Le fait de bénéficier d’un tel spécimen intact à étudier a également offert aux chercheurs l’occasion d’examiner ce que mangeaient les loups de l’ère glaciaire. « Quand j’ai regardé les rayons X et que j’ai pu voir ses intestins, cela m’a donné un peu de frissons », déclare Meachen. « Je n’avais jamais vu d’intestins de 57’000 ans auparavant ». Bien qu’en fin de compte, c’est l’analyse des os, et non du contenu de son estomac, qui a permis à l’équipe de reconstituer le régime alimentaire de Zhùr.

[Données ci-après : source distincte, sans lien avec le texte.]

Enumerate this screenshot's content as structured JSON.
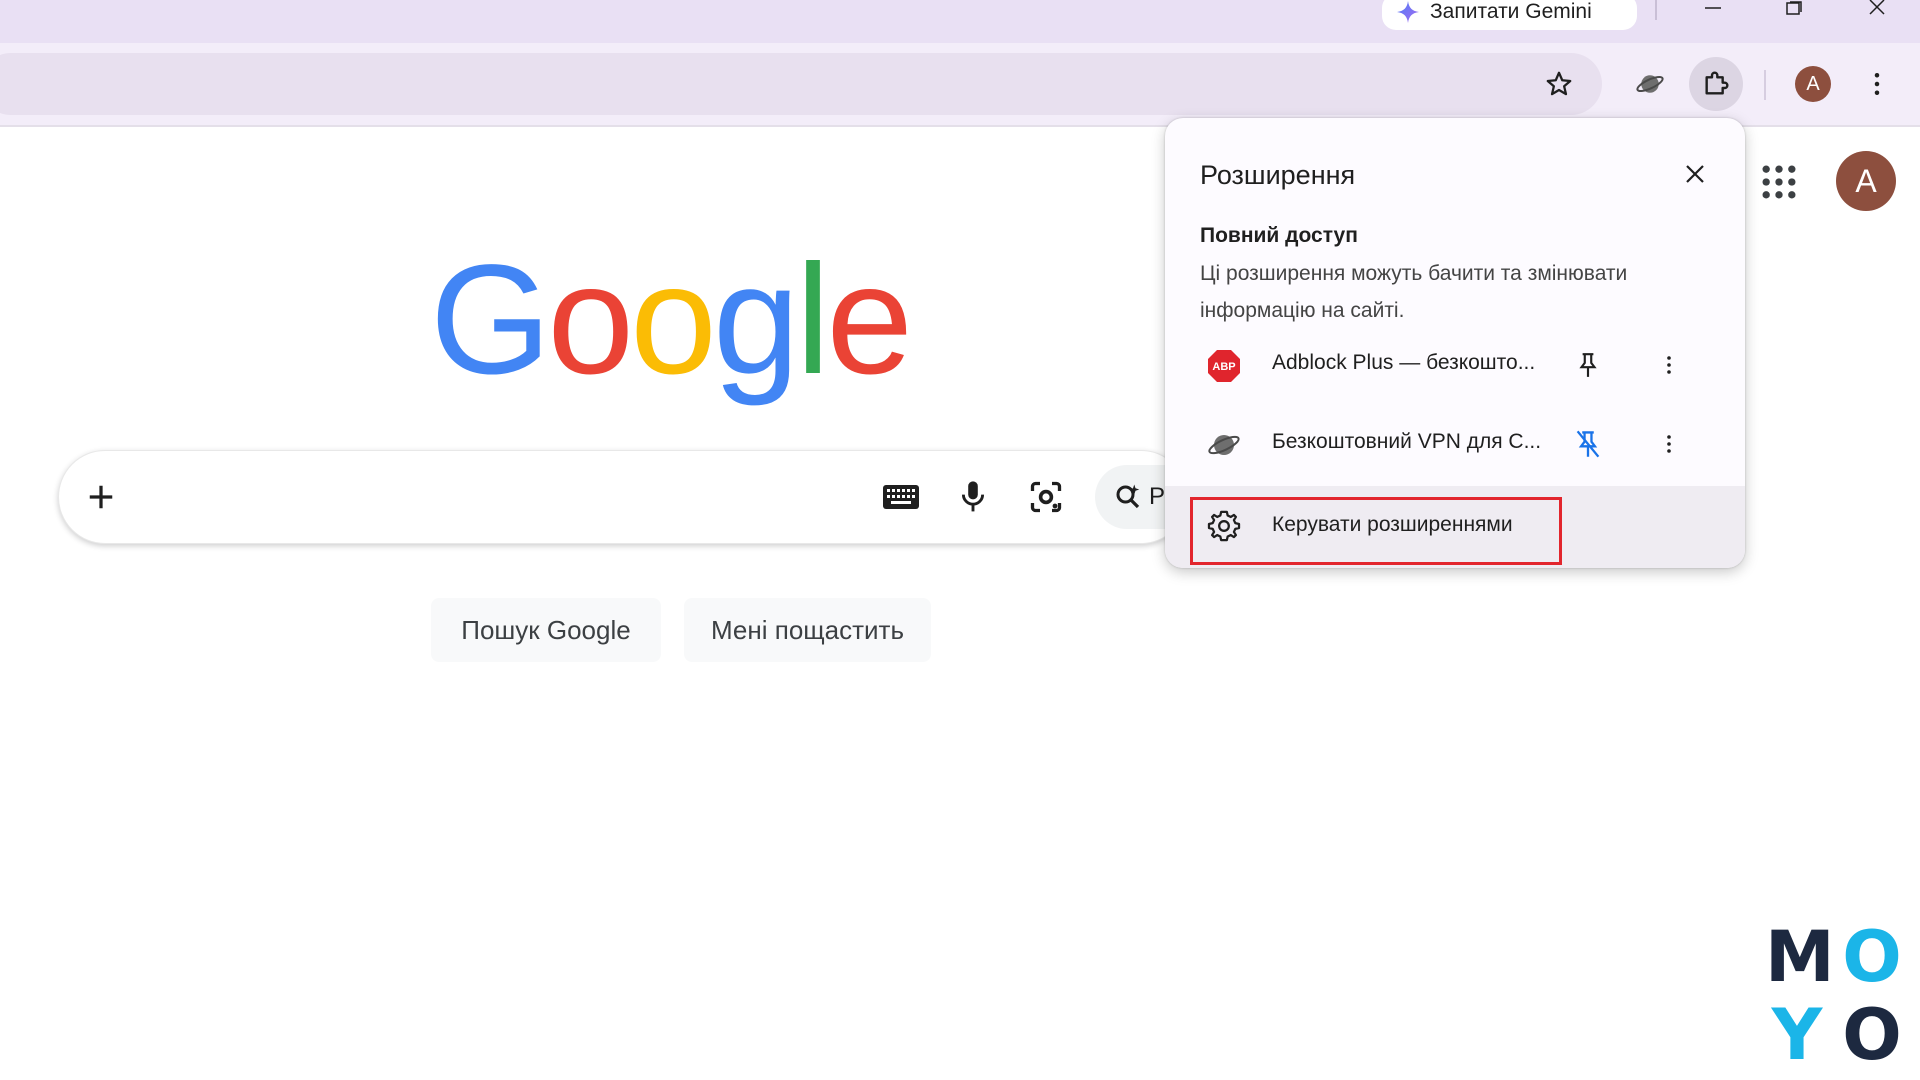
{
  "titlebar": {
    "gemini_label": "Запитати Gemini"
  },
  "toolbar": {
    "profile_initial": "A"
  },
  "page": {
    "logo_letters": [
      {
        "char": "G",
        "color": "#4285F4"
      },
      {
        "char": "o",
        "color": "#EA4335"
      },
      {
        "char": "o",
        "color": "#FBBC05"
      },
      {
        "char": "g",
        "color": "#4285F4"
      },
      {
        "char": "l",
        "color": "#34A853"
      },
      {
        "char": "e",
        "color": "#EA4335"
      }
    ],
    "avatar_initial": "A",
    "ai_chip_label": "Р",
    "search_button": "Пошук Google",
    "lucky_button": "Мені пощастить"
  },
  "extensions_popup": {
    "title": "Розширення",
    "section_title": "Повний доступ",
    "section_desc": "Ці розширення можуть бачити та змінювати інформацію на сайті.",
    "items": [
      {
        "name": "Adblock Plus — безкошто...",
        "icon": "abp-icon",
        "icon_text": "ABP",
        "pinned": false
      },
      {
        "name": "Безкоштовний VPN для C...",
        "icon": "planet-icon",
        "pinned": true
      }
    ],
    "manage_label": "Керувати розширеннями"
  },
  "watermark": {
    "letters": [
      "M",
      "O",
      "Y",
      "O"
    ],
    "colors": {
      "dark": "#1d2940",
      "accent": "#1bb5e8"
    }
  }
}
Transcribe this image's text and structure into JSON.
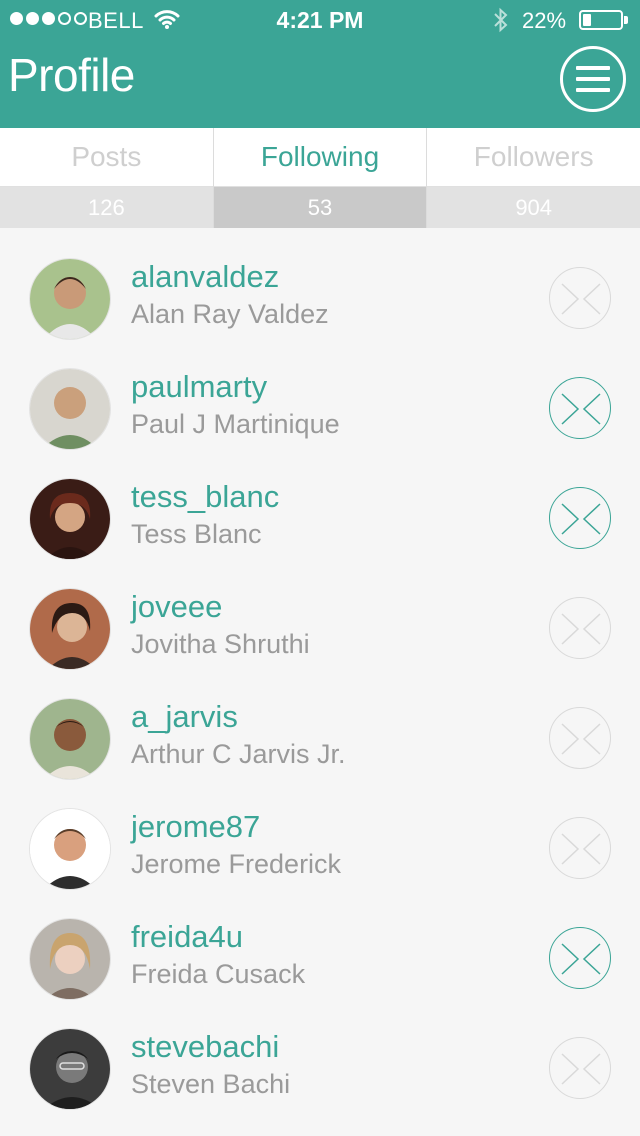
{
  "status_bar": {
    "carrier": "BELL",
    "time": "4:21 PM",
    "battery_percent": "22%",
    "battery_level": 0.22,
    "signal_bars_filled": 3,
    "signal_bars_total": 5,
    "icons": [
      "wifi-icon",
      "bluetooth-icon",
      "battery-icon"
    ]
  },
  "header": {
    "title": "Profile",
    "menu_icon": "hamburger-menu-icon"
  },
  "tabs": [
    {
      "label": "Posts",
      "count": "126",
      "active": false
    },
    {
      "label": "Following",
      "count": "53",
      "active": true
    },
    {
      "label": "Followers",
      "count": "904",
      "active": false
    }
  ],
  "following": [
    {
      "username": "alanvaldez",
      "name": "Alan Ray Valdez",
      "highlighted": false
    },
    {
      "username": "paulmarty",
      "name": "Paul J Martinique",
      "highlighted": true
    },
    {
      "username": "tess_blanc",
      "name": "Tess Blanc",
      "highlighted": true
    },
    {
      "username": "joveee",
      "name": "Jovitha Shruthi",
      "highlighted": false
    },
    {
      "username": "a_jarvis",
      "name": "Arthur C Jarvis Jr.",
      "highlighted": false
    },
    {
      "username": "jerome87",
      "name": "Jerome Frederick",
      "highlighted": false
    },
    {
      "username": "freida4u",
      "name": "Freida Cusack",
      "highlighted": true
    },
    {
      "username": "stevebachi",
      "name": "Steven Bachi",
      "highlighted": false
    }
  ],
  "colors": {
    "accent": "#3ba596",
    "background": "#f6f6f6",
    "muted": "#d9d9d9"
  }
}
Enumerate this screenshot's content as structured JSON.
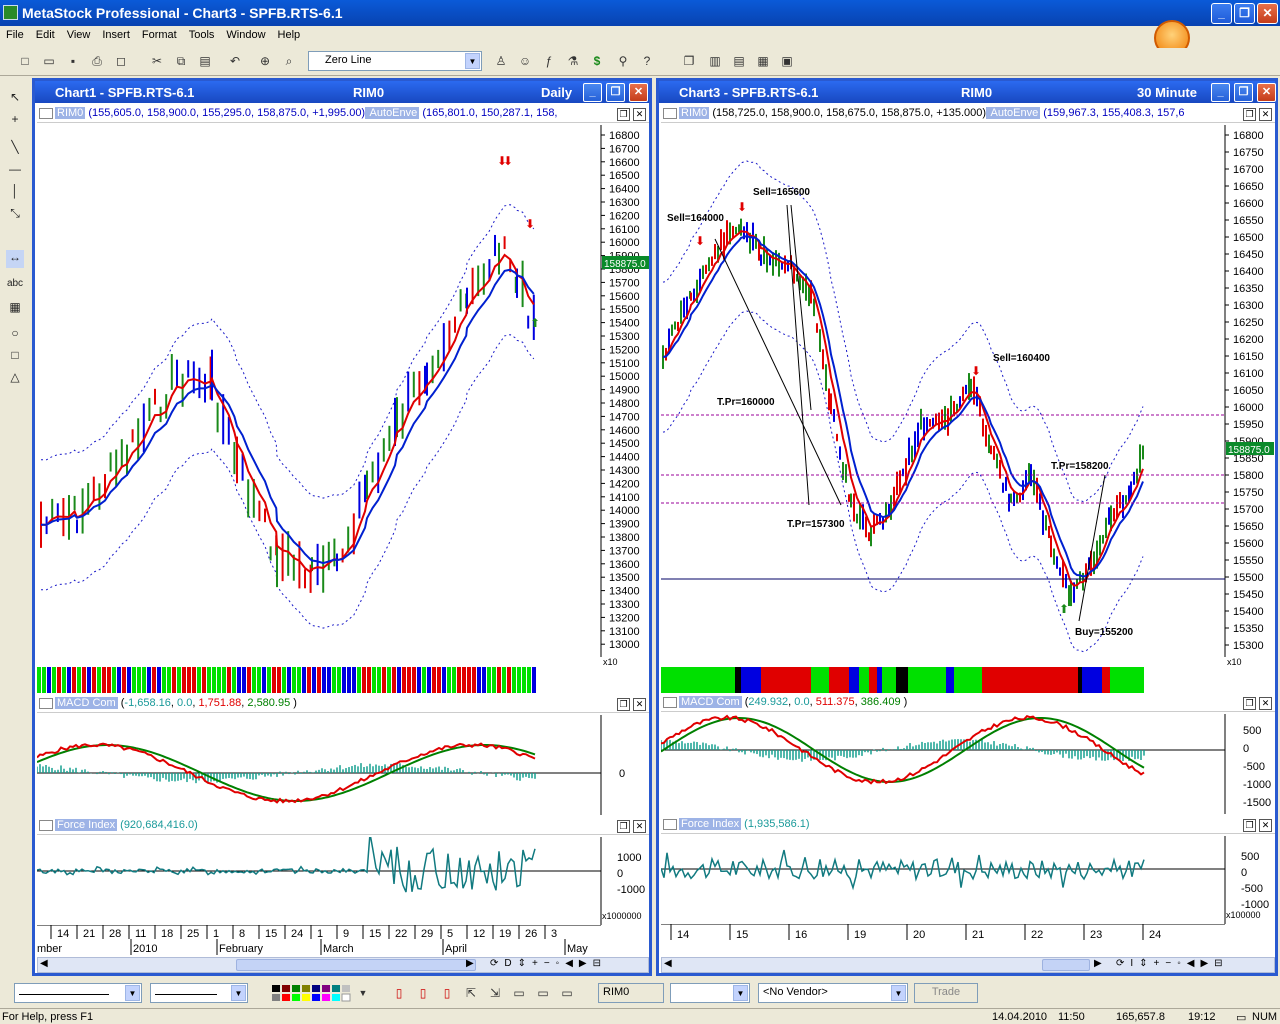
{
  "app": {
    "title": "MetaStock Professional - Chart3 - SPFB.RTS-6.1"
  },
  "menu": [
    "File",
    "Edit",
    "View",
    "Insert",
    "Format",
    "Tools",
    "Window",
    "Help"
  ],
  "toolbar": {
    "line_combo": "Zero Line"
  },
  "chart1": {
    "title": "Chart1 - SPFB.RTS-6.1",
    "symbol": "RIM0",
    "period": "Daily",
    "header_name": "RIM0",
    "header_values": " (155,605.0, 158,900.0, 155,295.0, 158,875.0, +1,995.00)",
    "header_env_name": " AutoEnve",
    "header_env_values": " (165,801.0, 150,287.1, 158,",
    "price_tag": "158875.0",
    "x10": "x10",
    "price_ticks": [
      "16800",
      "16700",
      "16600",
      "16500",
      "16400",
      "16300",
      "16200",
      "16100",
      "16000",
      "15900",
      "15800",
      "15700",
      "15600",
      "15500",
      "15400",
      "15300",
      "15200",
      "15100",
      "15000",
      "14900",
      "14800",
      "14700",
      "14600",
      "14500",
      "14400",
      "14300",
      "14200",
      "14100",
      "14000",
      "13900",
      "13800",
      "13700",
      "13600",
      "13500",
      "13400",
      "13300",
      "13200",
      "13100",
      "13000"
    ],
    "macd_name": "MACD Com",
    "macd_values": [
      " (",
      "-1,658.16",
      ", ",
      "0.0",
      ", ",
      "1,751.88",
      ", ",
      "2,580.95",
      " )"
    ],
    "macd_tick": "0",
    "force_name": "Force Index",
    "force_values": " (920,684,416.0)",
    "force_ticks": [
      "1000",
      "0",
      "-1000"
    ],
    "force_mult": "x1000000",
    "date_ticks": [
      "14",
      "21",
      "28",
      "11",
      "18",
      "25",
      "1",
      "8",
      "15",
      "24",
      "1",
      "9",
      "15",
      "22",
      "29",
      "5",
      "12",
      "19",
      "26",
      "3"
    ],
    "months": [
      "mber",
      "2010",
      "February",
      "March",
      "April",
      "May"
    ]
  },
  "chart3": {
    "title": "Chart3 - SPFB.RTS-6.1",
    "symbol": "RIM0",
    "period": "30 Minute",
    "header_name": "RIM0",
    "header_values": " (158,725.0, 158,900.0, 158,675.0, 158,875.0, +135.000)",
    "header_env_name": " AutoEnve",
    "header_env_values": " (159,967.3, 155,408.3, 157,6",
    "price_tag": "158875.0",
    "x10": "x10",
    "price_ticks": [
      "16800",
      "16750",
      "16700",
      "16650",
      "16600",
      "16550",
      "16500",
      "16450",
      "16400",
      "16350",
      "16300",
      "16250",
      "16200",
      "16150",
      "16100",
      "16050",
      "16000",
      "15950",
      "15900",
      "15850",
      "15800",
      "15750",
      "15700",
      "15650",
      "15600",
      "15550",
      "15500",
      "15450",
      "15400",
      "15350",
      "15300"
    ],
    "annotations": [
      "Sell=165600",
      "Sell=164000",
      "T.Pr=160000",
      "T.Pr=157300",
      "Sell=160400",
      "T.Pr=158200",
      "Buy=155200"
    ],
    "macd_name": "MACD Com",
    "macd_values": [
      " (",
      "249.932",
      ", ",
      "0.0",
      ", ",
      "511.375",
      ", ",
      "386.409",
      " )"
    ],
    "macd_ticks": [
      "500",
      "0",
      "-500",
      "-1000",
      "-1500"
    ],
    "force_name": "Force Index",
    "force_values": " (1,935,586.1)",
    "force_ticks": [
      "500",
      "0",
      "-500",
      "-1000"
    ],
    "force_mult": "x100000",
    "date_ticks": [
      "14",
      "15",
      "16",
      "19",
      "20",
      "21",
      "22",
      "23",
      "24"
    ]
  },
  "bottom": {
    "symbol": "RIM0",
    "vendor": "<No Vendor>",
    "trade": "Trade"
  },
  "status": {
    "help": "For Help, press F1",
    "date": "14.04.2010",
    "time1": "11:50",
    "value": "165,657.8",
    "time2": "19:12",
    "num": "NUM"
  },
  "colors": {
    "up": "#1a8a1a",
    "down": "#e00000",
    "blue": "#0000e0",
    "ema_red": "#e00000",
    "ema_blue": "#0020d0",
    "env": "#1a1ac8",
    "macd_hist": "#17a090",
    "signal": "#008000"
  }
}
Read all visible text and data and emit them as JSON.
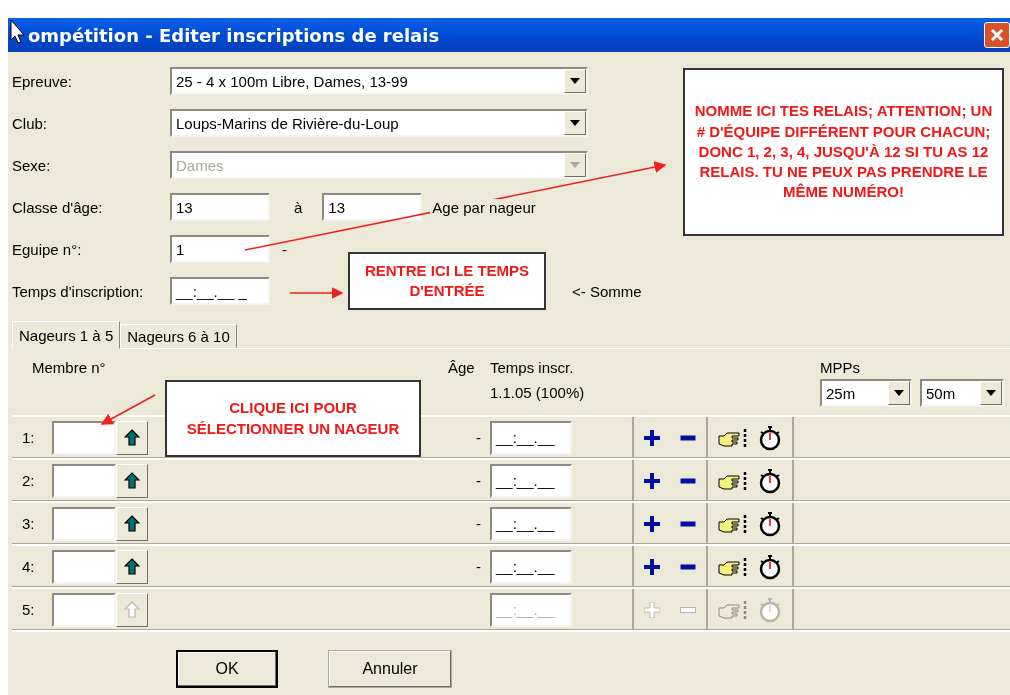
{
  "window": {
    "title": "ompétition - Editer inscriptions de relais"
  },
  "form": {
    "event": {
      "label": "Epreuve:",
      "value": "25 - 4 x 100m Libre, Dames, 13-99",
      "disabled": false
    },
    "club": {
      "label": "Club:",
      "value": "Loups-Marins de Rivière-du-Loup",
      "disabled": false
    },
    "sex": {
      "label": "Sexe:",
      "value": "Dames",
      "disabled": true
    },
    "age_class": {
      "label": "Classe d'âge:",
      "from": "13",
      "to_label": "à",
      "to": "13",
      "note": "Age par nageur"
    },
    "team": {
      "label": "Eguipe n°:",
      "value": "1",
      "suffix": "-"
    },
    "entry_time": {
      "label": "Temps d'inscription:",
      "value": "__:__.__ _",
      "note": "<- Somme"
    }
  },
  "tabs": [
    {
      "label": "Nageurs 1 à 5",
      "selected": true
    },
    {
      "label": "Nageurs 6 à 10",
      "selected": false
    }
  ],
  "table": {
    "member_header": "Membre n°",
    "age_header": "Âge",
    "time_header": "Temps inscr.",
    "time_subheader": "1.1.05 (100%)",
    "mpps_label": "MPPs",
    "mpp_selects": [
      "25m",
      "50m"
    ],
    "rows": [
      {
        "number": "1:",
        "age": "-",
        "time": "__:__.__",
        "disabled": false
      },
      {
        "number": "2:",
        "age": "-",
        "time": "__:__.__",
        "disabled": false
      },
      {
        "number": "3:",
        "age": "-",
        "time": "__:__.__",
        "disabled": false
      },
      {
        "number": "4:",
        "age": "-",
        "time": "__:__.__",
        "disabled": false
      },
      {
        "number": "5:",
        "time": "__:__.__",
        "disabled": true
      }
    ]
  },
  "buttons": [
    {
      "label": "OK",
      "default": true
    },
    {
      "label": "Annuler",
      "default": false
    }
  ],
  "annotations": [
    {
      "kind": "team",
      "text": "NOMME ICI TES RELAIS; ATTENTION; UN # D'ÉQUIPE DIFFÉRENT POUR CHACUN; DONC 1, 2, 3, 4, JUSQU'À 12 SI TU AS 12 RELAIS. TU NE PEUX PAS PRENDRE LE MÊME NUMÉRO!"
    },
    {
      "kind": "time",
      "text": "RENTRE ICI LE TEMPS D'ENTRÉE"
    },
    {
      "kind": "member",
      "text": "CLIQUE ICI POUR SÉLECTIONNER UN NAGEUR"
    }
  ]
}
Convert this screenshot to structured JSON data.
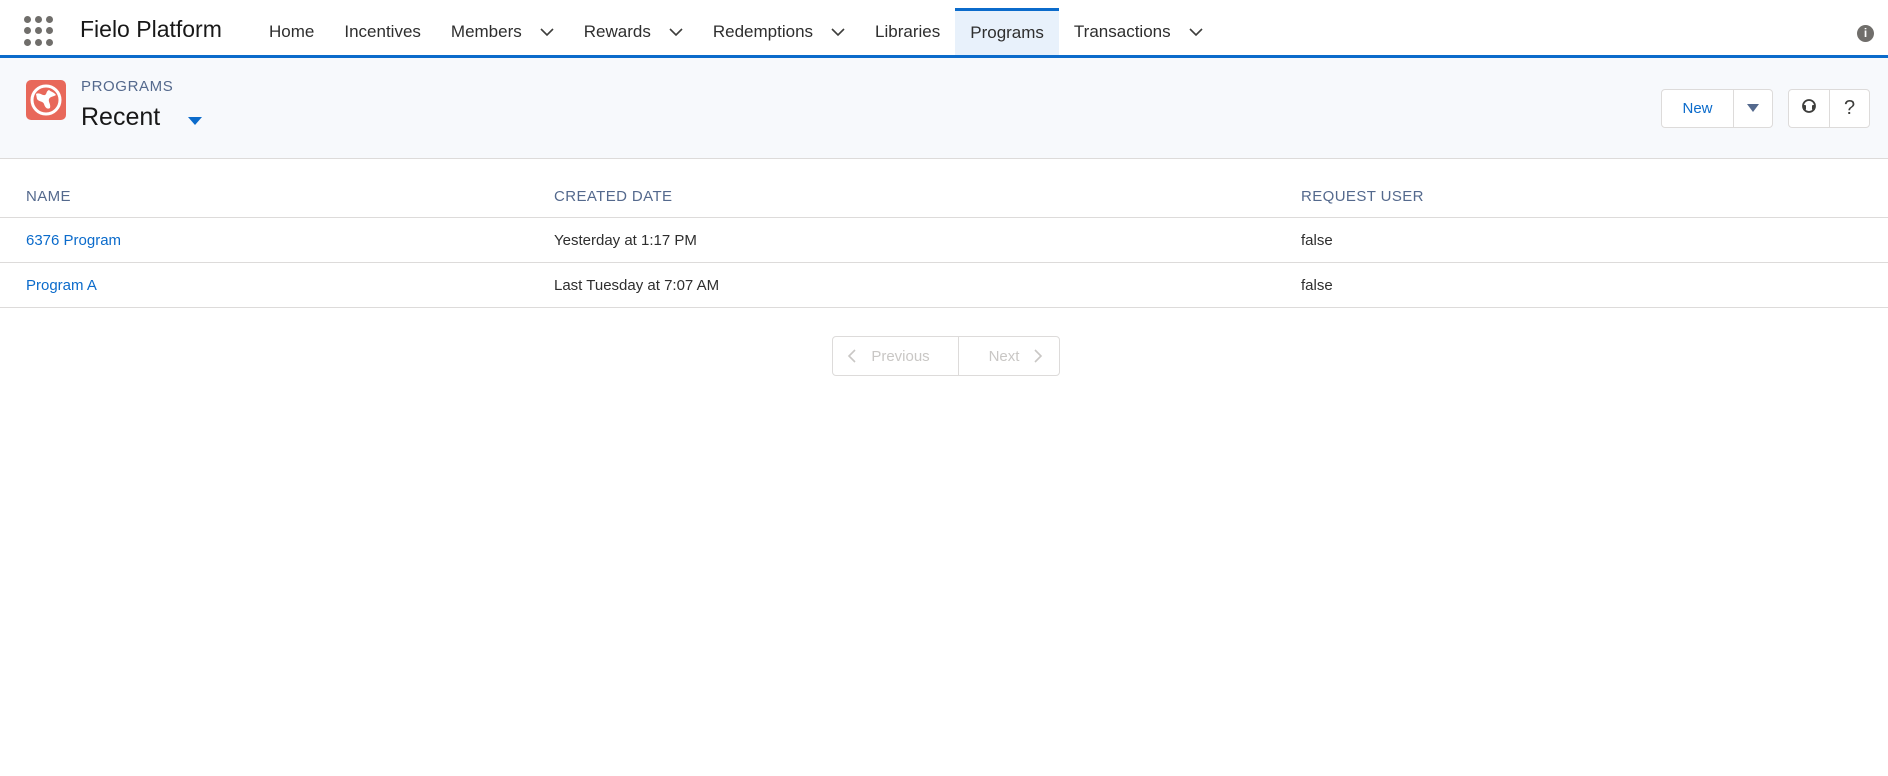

Les chercheurs ont déterminé que pendant sa courte vie, Zhùr s’est nourrie principalement d’animaux marins, comme le saumon Chinook, qui fraie actuellement dans la rivière Klondike. Ce n’est pas rare chez les loups modernes, dont on a montré qu’ils passaient de façon saisonnière à un régime aquatique en Alaska. Cependant, les scientifiques avaient supposé que les loups du Yukon auraient principalement mangé du bison ou des bœufs musqués pendant la période glaciaire.
Une triste fin
L’un des plus grands mystères qui subsistent autour de Zhùr est de savoir comment elle a été « momifiée » ainsi, et pourquoi elle s’est retrouvée seule. Les chercheurs émettent l’hypothèse qu’elle a été tuée lorsque son terrier s’est effondré sur elle. Cela expliquerait pourquoi les restes sont si parfaitement préservés, car ils auraient été instantanément ensevelis dans un environnement froid, sec et plus ou moins étanche.
Mais si elle est morte de cette façon, on peut se demander où était le reste de sa famille à ce moment-là. Compte tenu de son âge, il semble peu probable qu’elle soit allée dans le terrier sans sa mère ou ses frères et sœurs. « Peut-être que la mère et les frères et soeurs étaient à l’extérieur du terrier quand il s’est effondré, et c’est pourquoi Zhùr a été laissée seule à l’intérieur », explique Meachen. « Il est possible qu’elle ait été l’unique progéniture à ce moment-là, mais ce serait rare… D’habitude, les loups ont plusieurs petits à la fois », précise-t-elle.
À l’avenir, des découvertes comme celle-ci pourraient devenir plus courantes, à mesure que la planète se réchauffe et que le pergélisol solide commence à dégeler et à divulguer ses secrets enfouis. « Nous sommes toujours excités lorsque nous faisons ce genre des découvertes », déclare Meachen, « mais c’est une indication que le monde se réchauffe, et ce n’est pas bon pour notre environnement ».
L’extraordinaire préservation de Zhùr nécessite des conditions taphonomiques spécifiques. Bien que les carcasses fossiles momifiées de grands mammifères soient rares en Alaska et au Yukon, les momies complètes ou presque complètes de mammifères de petite et moyenne taille, y compris les écureuils terrestres arctiques et les putois à pieds noirs, mettent en évidence ce processus taphonomique unique, expliquent les chercheurs dans l’étude. Ils suggèrent donc que les animaux qui utilisaient des terriers ou des tanières, comme les loups, se retrouvent probablement plus souvent momifiés.